On Tuesday May 27th activists with Green Peace staged an action on Statoil's Transocean Spitsbergen rig in the Barents Sea. Photo: Green Peace.

On Tuesday May 27th activists with Green Peace staged an action on Statoil’s Transocean Spitsbergen rig in the Barents Sea. Photo: Green Peace.


Green Peace activists have staged two separate actions against oil rigs headed to drill in Arctic waters.

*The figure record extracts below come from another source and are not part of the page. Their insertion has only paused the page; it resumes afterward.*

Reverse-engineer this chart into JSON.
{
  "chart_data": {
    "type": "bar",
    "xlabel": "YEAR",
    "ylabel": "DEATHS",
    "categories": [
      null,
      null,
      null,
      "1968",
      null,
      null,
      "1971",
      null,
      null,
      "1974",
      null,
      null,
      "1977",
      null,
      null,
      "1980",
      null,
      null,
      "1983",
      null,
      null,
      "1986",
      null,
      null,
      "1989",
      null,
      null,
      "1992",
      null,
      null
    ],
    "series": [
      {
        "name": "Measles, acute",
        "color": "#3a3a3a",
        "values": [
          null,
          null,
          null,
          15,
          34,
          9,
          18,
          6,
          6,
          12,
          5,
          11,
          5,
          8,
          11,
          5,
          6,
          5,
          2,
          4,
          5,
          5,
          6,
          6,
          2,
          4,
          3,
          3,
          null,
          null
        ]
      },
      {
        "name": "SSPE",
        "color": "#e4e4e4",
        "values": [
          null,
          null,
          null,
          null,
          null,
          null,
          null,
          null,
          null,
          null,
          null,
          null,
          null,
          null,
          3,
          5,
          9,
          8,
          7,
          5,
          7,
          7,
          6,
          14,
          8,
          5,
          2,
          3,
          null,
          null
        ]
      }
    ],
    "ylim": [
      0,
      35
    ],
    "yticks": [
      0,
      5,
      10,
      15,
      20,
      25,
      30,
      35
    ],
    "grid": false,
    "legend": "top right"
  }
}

The Barents Observer reports that early Tuesday morning activists boarded the Transocean Spitsbergen rig miles offshore in the Barents Sea. Since then a few of the original 15 protestors were carried by helicopter off the rig, with others vowing to keep up their efforts. According to a press release from Green Peace, the company that owns the rig, Statoil, says they won’t move while activists are still staged there. The rig was en route to drill at what would be the world’s northern-most well. Green Peace and environmental advocates in Norway say a spill so far north would devastate the nearby Bear Island wildlife sanctuary 108 miles away. The action comes just a day after a separate group of 30 Green Peace activists occupied and attached chains to a rig owned by Russian oil giant Gazprom, preventing the vessel from leaving a Dutch port. All the protestors were removed in a matter of hours. But Green Peace says on their website these are just the opening salvos in a growing campaign of direct actions to ban Arctic drilling all together. A public relations manager for Statoil called the protests “illegal and irresponsible,” saying that decisions about oil drilling need to happen with a democratic context. The company told the Barents Observer it believes an oil spill in the high Arctic is unlikely, and that measures are in place to handle it.